Pixel-Perfect-Timing-Attacks-Review

Name: Samuel Tay
UW Net ID: tays
Paper: Pixel Perfect Timing Attacks with HTML5
Authors: Paul Stone

Paper Review

Problem: The problem presented in this paper is that the requestAnimationFrame browser API can be used to time rendering actions, leaking unintended information. This is demonstrated explicitly in two separate ways:
- leaking browser history by timing the styling of visited/unvisited links
- leaking arbitrary data (though mostly restricted in this paper to text content with known font face/sizes) from an embedded iframe.
Approach: The approach of this paper is first to explain how the requestAnimationFrame can be used to time rendering actions in a general sense.

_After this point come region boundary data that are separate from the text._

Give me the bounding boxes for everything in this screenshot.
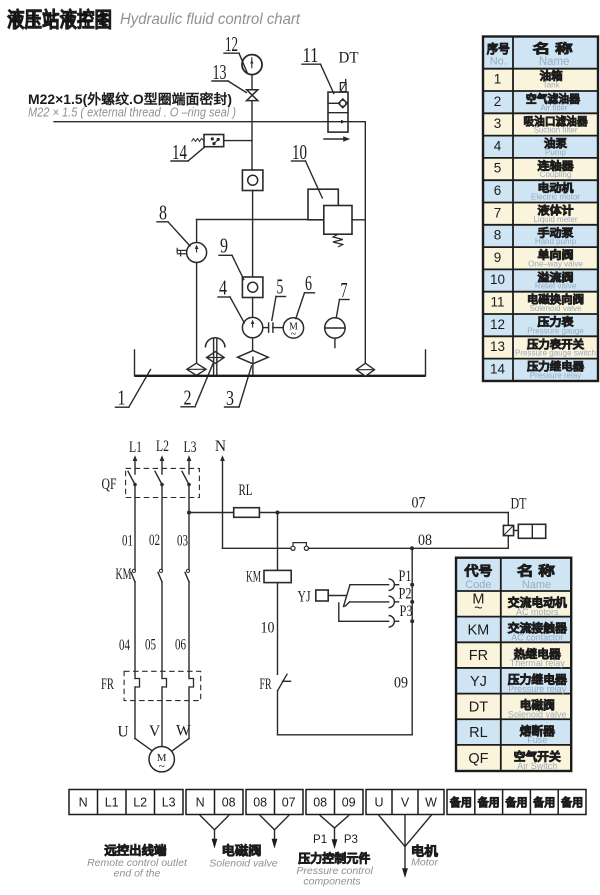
label 7 (336, 278, 349, 318)
label 11 (302, 43, 334, 94)
svg-text:13: 13 (490, 339, 505, 354)
label 5 (272, 275, 286, 321)
label 3 (225, 366, 252, 410)
one-way valve (upper square) (242, 170, 263, 191)
socket P1 (389, 579, 415, 591)
label 08 (418, 532, 432, 549)
svg-text:9: 9 (494, 250, 502, 265)
svg-text:备用: 备用 (560, 795, 583, 809)
svg-text:M22 × 1.5 ( external thread .: M22 × 1.5 ( external thread . O –ring se… (28, 106, 236, 120)
thermal relay FR dashed box (124, 671, 201, 700)
svg-text:09: 09 (342, 796, 356, 810)
bottom label remote (87, 843, 188, 880)
wire right riser (364, 122, 366, 364)
labels 04 05 06 (119, 637, 130, 654)
label 09 (394, 674, 408, 691)
table2 background rows (456, 558, 571, 771)
svg-text:DT: DT (511, 496, 527, 513)
labels U V W (118, 724, 129, 741)
svg-text:Solenoid valve: Solenoid valve (529, 304, 582, 313)
label L3 (184, 439, 197, 456)
fuse RL (234, 508, 260, 518)
svg-text:07: 07 (282, 796, 296, 810)
svg-text:名 称: 名 称 (533, 41, 574, 56)
svg-text:Solenoid valve: Solenoid valve (508, 709, 567, 719)
terminal group remote (N L1 L2 L3) (69, 790, 183, 815)
svg-text:Air Switch: Air Switch (517, 761, 557, 771)
wire 08 line right (309, 547, 509, 549)
svg-text:10: 10 (490, 272, 505, 287)
svg-text:AC motors: AC motors (516, 607, 559, 617)
svg-text:W: W (425, 796, 437, 810)
node 08-P junction (410, 546, 414, 550)
svg-text:03: 03 (177, 532, 188, 549)
svg-text:02: 02 (149, 532, 160, 549)
wire branch to pressure relay 14 (224, 140, 252, 142)
feeder L1 arrow (133, 455, 138, 461)
SEC-TABLE2 (456, 558, 571, 771)
svg-text:5: 5 (276, 275, 283, 299)
wire FR contact down (277, 691, 279, 735)
label 12 (224, 32, 247, 73)
wire coil to FR contact (277, 583, 279, 675)
breaker QF dashed box (126, 468, 200, 497)
wire hand pump riser (196, 220, 198, 243)
solenoid DT (503, 524, 545, 538)
label QF (102, 476, 117, 493)
relay YJ (316, 590, 328, 601)
svg-text:08: 08 (418, 532, 432, 549)
svg-text:L2: L2 (156, 438, 169, 455)
svg-text:05: 05 (145, 637, 156, 654)
svg-text:QF: QF (468, 751, 488, 767)
svg-text:DT: DT (339, 50, 360, 67)
label YJ (298, 588, 311, 605)
label 13 (212, 60, 246, 93)
svg-text:YJ: YJ (298, 588, 311, 605)
svg-text:6: 6 (305, 271, 312, 295)
table2 grid (456, 558, 571, 771)
svg-text:2: 2 (184, 386, 192, 410)
wire 07 line right (259, 512, 508, 514)
svg-text:V: V (401, 796, 410, 810)
KM contact L3 (185, 569, 190, 678)
fork motor (379, 816, 431, 879)
label 1 (116, 370, 151, 410)
svg-text:6: 6 (494, 183, 502, 198)
fork pressure (320, 816, 349, 850)
label FR (contact) (260, 676, 272, 693)
wire pump 4 to filter 3 (252, 338, 254, 351)
svg-text:Air filter: Air filter (540, 103, 567, 112)
YJ second blade (345, 602, 350, 606)
SEC-TITLE (7, 8, 301, 120)
svg-text:8: 8 (494, 228, 502, 243)
svg-text:远控出线端: 远控出线端 (104, 843, 166, 858)
label DT (hydraulic) (339, 50, 360, 67)
svg-text:代号: 代号 (463, 564, 492, 579)
FR heater L1 (135, 679, 140, 739)
FR heater L3 (189, 679, 194, 739)
svg-text:KM: KM (116, 566, 132, 583)
svg-text:Name: Name (522, 579, 551, 591)
label 07 (412, 495, 426, 512)
svg-text:备用: 备用 (532, 795, 555, 809)
svg-text:~: ~ (291, 329, 297, 340)
label 9 (219, 234, 244, 280)
label P3 (400, 603, 413, 620)
svg-text:07: 07 (412, 495, 426, 512)
svg-text:1: 1 (118, 385, 126, 409)
svg-text:08: 08 (253, 796, 267, 810)
bottom label solenoid (209, 843, 277, 869)
gauge shutoff valve 13 (247, 90, 258, 101)
svg-text:12: 12 (225, 32, 238, 56)
wire to P3 socket (339, 620, 389, 622)
svg-text:L1: L1 (105, 796, 119, 810)
wire YJ return drop (338, 603, 340, 621)
svg-text:Motor: Motor (411, 857, 438, 869)
pressure relay 14 (192, 135, 224, 147)
air filter 2 (205, 338, 225, 376)
YJ changeover blade (344, 585, 351, 607)
table2 rows text (468, 592, 568, 772)
wire gauge to valve 13 (251, 75, 253, 90)
svg-text:FR: FR (260, 676, 272, 693)
svg-text:备用: 备用 (449, 795, 472, 809)
wire to P2 socket (350, 601, 389, 603)
wire valve 13 down to junction (251, 101, 253, 170)
flow arrow under valve 11 (324, 136, 350, 142)
feeder L2 wire + QF pole (155, 459, 164, 570)
svg-text:备用: 备用 (477, 795, 500, 809)
socket P2 (389, 596, 415, 608)
svg-text:Name: Name (539, 56, 570, 68)
svg-text:14: 14 (490, 361, 506, 376)
wire hand pump down to filter (196, 263, 198, 364)
label N (215, 438, 226, 455)
svg-text:备用: 备用 (505, 795, 528, 809)
label 10 (292, 140, 323, 198)
filter (left diamond) (187, 363, 206, 375)
svg-text:FR: FR (469, 648, 488, 664)
bottom label pressure (296, 834, 373, 888)
svg-text:10: 10 (292, 140, 307, 164)
svg-text:FR: FR (101, 676, 114, 693)
SEC-TABLE1 (483, 37, 598, 382)
svg-text:3: 3 (494, 116, 502, 131)
motor M (149, 747, 174, 773)
thermal contact FR (278, 674, 291, 691)
svg-text:Code: Code (465, 579, 491, 591)
svg-text:Fuse: Fuse (527, 735, 547, 745)
label 8 (157, 201, 190, 247)
svg-text:Electric motor: Electric motor (531, 193, 580, 202)
label 4 (218, 276, 244, 323)
contactor coil KM (264, 570, 291, 582)
svg-text:01: 01 (122, 532, 133, 549)
svg-text:11: 11 (303, 43, 319, 67)
svg-text:08: 08 (222, 796, 236, 810)
svg-text:08: 08 (313, 796, 327, 810)
KM contact L1 (131, 569, 136, 678)
labels 01 02 03 (122, 532, 133, 549)
label P2 (399, 586, 412, 603)
label DT (electrical) (511, 496, 527, 513)
feeder N arrow (220, 455, 225, 461)
svg-text:P1: P1 (313, 834, 327, 846)
svg-text:Hydraulic fluid control chart: Hydraulic fluid control chart (120, 11, 301, 28)
svg-text:5: 5 (494, 161, 502, 176)
label 14 (171, 140, 205, 164)
svg-text:06: 06 (175, 636, 186, 653)
wire right vertical 07-08 (507, 513, 509, 549)
svg-text:P3: P3 (400, 603, 413, 620)
SEC-ELECTRICAL (101, 438, 546, 773)
svg-text:U: U (374, 796, 383, 810)
svg-text:KM: KM (246, 569, 261, 586)
svg-text:11: 11 (490, 295, 504, 310)
svg-text:Pressure gauge switch: Pressure gauge switch (515, 349, 596, 358)
svg-text:7: 7 (341, 278, 348, 302)
wire 08 line left (223, 547, 291, 549)
feeder L3 wire + QF pole (182, 459, 191, 570)
svg-text:U: U (118, 724, 129, 741)
label L1 (129, 439, 142, 456)
svg-text:P3: P3 (344, 834, 358, 846)
svg-text:1: 1 (494, 72, 502, 87)
feeder N wire (222, 459, 224, 548)
label 10 (wire number) (261, 619, 275, 636)
svg-text:10: 10 (261, 619, 275, 636)
filter (right diamond) (356, 363, 374, 376)
svg-text:Pressure gauge: Pressure gauge (527, 326, 584, 335)
svg-text:7: 7 (494, 205, 502, 220)
svg-text:L2: L2 (133, 796, 147, 810)
svg-text:~: ~ (474, 601, 482, 617)
one-way valve 9 (242, 277, 263, 298)
FR heater L2 (162, 679, 167, 747)
wire YJ common (328, 595, 346, 597)
wire 07 line left (189, 512, 234, 514)
wire bottom return (278, 734, 413, 736)
fork solenoid b (260, 816, 289, 849)
svg-text:YJ: YJ (470, 674, 487, 690)
svg-text:RL: RL (469, 725, 488, 741)
svg-text:04: 04 (119, 637, 130, 654)
liquid meter 7 (325, 318, 345, 348)
table1 header (487, 41, 574, 68)
terminal group solenoid b (08 07) (246, 790, 303, 815)
bottom label motor (411, 844, 439, 869)
coupling 5 (263, 322, 283, 333)
wire check 9 to pump 4 (252, 298, 254, 318)
terminal group motor (U V W) (366, 790, 444, 815)
svg-text:end of the: end of the (114, 867, 161, 879)
hand pump 8 (177, 243, 207, 263)
svg-text:No.: No. (490, 56, 507, 68)
svg-text:Liquid meter: Liquid meter (533, 215, 577, 224)
socket P3 (389, 616, 415, 628)
SEC-HYDRAULIC (54, 32, 426, 410)
svg-text:电磁阀: 电磁阀 (222, 843, 262, 858)
svg-text:Coupling: Coupling (540, 170, 572, 179)
svg-text:P2: P2 (399, 586, 412, 603)
svg-text:09: 09 (394, 674, 408, 691)
pressure gauge 12 (242, 55, 262, 75)
oil pump 4 (242, 317, 262, 337)
feeder L2 arrow (160, 455, 165, 461)
table1 rows text (490, 69, 596, 380)
svg-text:DT: DT (469, 699, 488, 715)
wire W bend (171, 739, 189, 752)
wire main down to check valve 9 (252, 191, 254, 278)
svg-text:L3: L3 (184, 439, 197, 456)
svg-text:Pressure relay: Pressure relay (508, 684, 567, 694)
svg-text:Tank: Tank (543, 81, 561, 90)
solenoid valve 11 (328, 79, 348, 132)
svg-text:Hand pump: Hand pump (535, 237, 577, 246)
wire main horizontal (M22 leader to valve 11) (54, 121, 328, 123)
label L2 (156, 438, 169, 455)
svg-text:AC contactor: AC contactor (511, 633, 563, 643)
svg-text:Pump: Pump (545, 148, 566, 157)
label KM (left contacts) (116, 566, 132, 583)
fork solenoid a (200, 816, 229, 849)
svg-text:12: 12 (490, 317, 505, 332)
svg-text:V: V (149, 723, 161, 740)
table2 header (463, 564, 555, 592)
svg-text:名 称: 名 称 (517, 564, 555, 579)
svg-text:Relief valve: Relief valve (535, 282, 577, 291)
KM contact L2 (158, 569, 163, 678)
svg-text:L1: L1 (129, 439, 142, 456)
svg-text:9: 9 (220, 234, 228, 258)
svg-text:L3: L3 (162, 796, 176, 810)
feeder L1 wire + QF pole (128, 459, 137, 570)
wire valve 11 to right riser (348, 121, 365, 123)
suction filter 3 (238, 351, 269, 376)
svg-text:液压站液控图: 液压站液控图 (7, 8, 112, 32)
terminal labels (79, 795, 583, 810)
table1 background rows (483, 37, 598, 382)
terminal group solenoid a (N 08) (186, 790, 243, 815)
svg-text:4: 4 (219, 276, 227, 300)
svg-text:KM: KM (468, 623, 490, 639)
wire P bus vertical (411, 548, 413, 735)
svg-text:~: ~ (159, 761, 165, 773)
terminal group pressure (08 09) (306, 790, 363, 815)
svg-text:One–way valve: One–way valve (528, 259, 583, 268)
svg-text:P1: P1 (399, 568, 412, 585)
electric motor 6 (283, 318, 303, 340)
wire to P1 socket (350, 584, 389, 586)
svg-text:W: W (176, 723, 191, 740)
label KM (coil) (246, 569, 261, 586)
tank 1 (135, 350, 426, 376)
svg-text:Pressure relay: Pressure relay (530, 371, 582, 380)
contact on 08 line (291, 543, 309, 551)
svg-text:8: 8 (159, 201, 167, 225)
svg-text:N: N (79, 796, 88, 810)
svg-text:压力控制元件: 压力控制元件 (298, 851, 370, 866)
label P1 (399, 568, 412, 585)
label 2 (181, 364, 213, 410)
svg-text:components: components (303, 875, 361, 887)
svg-text:4: 4 (494, 138, 502, 153)
wire relief-valve horizontal (197, 219, 308, 221)
node L3-07 junction (187, 511, 191, 515)
relief valve 10 (308, 189, 365, 247)
svg-text:RL: RL (239, 482, 253, 499)
table1 grid (483, 37, 598, 382)
terminal group spare (447, 790, 586, 815)
svg-text:Suction filter: Suction filter (533, 126, 577, 135)
svg-text:Solenoid valve: Solenoid valve (209, 857, 277, 869)
wire U bend (135, 739, 153, 752)
svg-text:3: 3 (226, 386, 234, 410)
svg-text:N: N (215, 438, 226, 455)
feeder L3 arrow (187, 455, 192, 461)
svg-text:2: 2 (494, 94, 502, 109)
svg-text:N: N (196, 796, 205, 810)
svg-text:序号: 序号 (487, 41, 510, 56)
label 6 (296, 271, 315, 318)
label FR (left) (101, 676, 114, 693)
SEC-STRIP (69, 790, 586, 888)
label RL (239, 482, 253, 499)
node 07-KM junction (276, 511, 280, 515)
svg-text:QF: QF (102, 476, 117, 493)
svg-text:Thermal relay: Thermal relay (510, 658, 566, 668)
wire KM branch vertical (277, 513, 279, 571)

- Next the paper walks through a browser sniffing attack that works across Firefox, IE, and Chrome (albiet with minor differences in the approach for certain browsers). Basically, apply an expensive text-shadow property to links, so that they are expensive to render, and use the requestAnimationFrame API to time the rendering. In IE & Firefox, the asynchronous restyling of visited URLs will run and be detected after a few frames. In Chrome, the algorithm has an additional step to update the hrefs after the page has already loaded. Because visited URL styling happens synchronously in Chrome, one can simply time the next frame after the link update and see if it took a while to render; if so, conclude that the expensive link styling was re-drawn and that URL has been visited.
- As a segue to the final attack, sniffing history via SVG filters is explained. This involves a few moving pieces. First, style visited links as a white square and unvisited links as a black square:
```
   a {
    background-color:black
  }
  a: visited {
    background-color: white
  }
```
then use two SVG filters to turn the white squares into noisy squares, and finally a morphology filter is applied that takes longer to render on noisy images than the black images. Then the same timing technique can be used as in the first example.

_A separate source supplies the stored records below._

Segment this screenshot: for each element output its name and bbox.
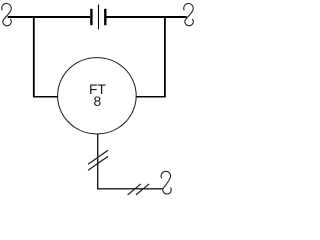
capacitor C1 center line (98, 5, 100, 30)
capacitor C1 right plate (104, 9, 106, 25)
capacitor C1 left plate (90, 9, 92, 25)
node continuation squiggle (top-right) (184, 3, 194, 25)
signal slash marks on vertical wire (88, 150, 108, 170)
wire: left stub to instrument (33, 96, 58, 98)
wire: top-right horizontal (106, 16, 186, 18)
svg-text:8: 8 (94, 94, 102, 109)
wire: bottom horizontal (97, 188, 163, 190)
wire: left vertical dropper (33, 16, 35, 97)
node continuation squiggle (bottom-right) (161, 171, 171, 194)
wire: bottom vertical from instrument (97, 134, 99, 189)
node continuation squiggle (top-left) (2, 3, 12, 25)
signal slash marks on horizontal wire (128, 184, 150, 195)
instrument bubble FT8 (58, 58, 137, 134)
wire: right vertical dropper (164, 16, 166, 97)
wire: top-left horizontal (8, 16, 90, 18)
wire: right stub to instrument (136, 96, 166, 98)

- Finally, a more flexible attack is explained to read arbitrary pixels from an iframe. This is done by using -moz-element to mirror the iframe into a separate div, and then using CSS properties on that mirror to scale up the pixels into larger squares. In particular, when using the view-source feature in Firefox, the source code of the website will be loaded into the iframe with a known font face and size. This is pretty easy to extract into text! And if the iframe loads a site like mail.google.com, which the user is likely to be logged into, they can obtain sensitive information like email or login usernames.
- Conclusions: The conclusions are that these attacks are quite feasible in a controlled environment, but tricky, slow and not totally reliable in the wild (at least not in ~ 2013 when written). Some context is given on the difficulty faced by browser vendors, and how often performance and privacy are fundamentally at odds. Finally, advice is offered for both website owners and end users to best protect against the attacks described.
New ideas:
- Perhaps we can assume that using requestAnimationFrame for timing is a novel idea at the time of writing.

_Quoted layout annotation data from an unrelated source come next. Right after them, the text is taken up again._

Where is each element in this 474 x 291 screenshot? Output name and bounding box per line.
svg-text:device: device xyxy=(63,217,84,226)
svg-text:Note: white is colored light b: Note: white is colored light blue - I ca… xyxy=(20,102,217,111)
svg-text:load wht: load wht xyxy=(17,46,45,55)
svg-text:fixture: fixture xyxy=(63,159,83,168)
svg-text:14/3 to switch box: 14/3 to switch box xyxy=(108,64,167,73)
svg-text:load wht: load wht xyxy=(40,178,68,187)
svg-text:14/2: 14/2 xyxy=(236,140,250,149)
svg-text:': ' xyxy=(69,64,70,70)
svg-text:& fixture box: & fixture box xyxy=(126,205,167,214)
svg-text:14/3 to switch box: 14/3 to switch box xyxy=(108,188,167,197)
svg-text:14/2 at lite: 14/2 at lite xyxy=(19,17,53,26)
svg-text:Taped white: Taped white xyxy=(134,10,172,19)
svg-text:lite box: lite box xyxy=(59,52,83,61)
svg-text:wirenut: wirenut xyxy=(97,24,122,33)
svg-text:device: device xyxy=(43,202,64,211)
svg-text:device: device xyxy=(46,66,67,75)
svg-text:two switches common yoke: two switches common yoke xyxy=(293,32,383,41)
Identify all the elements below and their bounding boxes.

- The idea to use view-source within the iframe makes this attack awfully plausible.
Improvements:
- The stated attack requires a calibration on known visited links; however, I feel like a basic statistical measurement could be taken during the algorithm which would make the attack more feasible.
- I think the author undercuts the severity of the findings by describing them as too slow to be realistic. While it is quite slow, if this was injected onto a website where you might spend a while (reading an article, watching a video, etc.), that website might indeed have a full 60s of time to run this algorithm. Or if you simply left a tab open, which everyone does.
New directions:
- The paper talks about needing to know the font family and size; sure, maybe if the entire attack is happening within the script running on the browser. But a far more flexible and lethal attack would be to simply scrape the raw pixel data and send it to an ML algorithm off line, which could quite easily extract the text from arbitrary pixelated fonts. This would be an interesting extension of the ideas in the paper.
- Another new direction or extension would be a more sophisticated encoding of pixels. The current attack is limited to white/black pixels but a cleverer SVG encoding, perhaps one that sends N ranges of RGB values into N images with distinct noise levels, can obtain a lossy but richer encoding of arbitrary web content.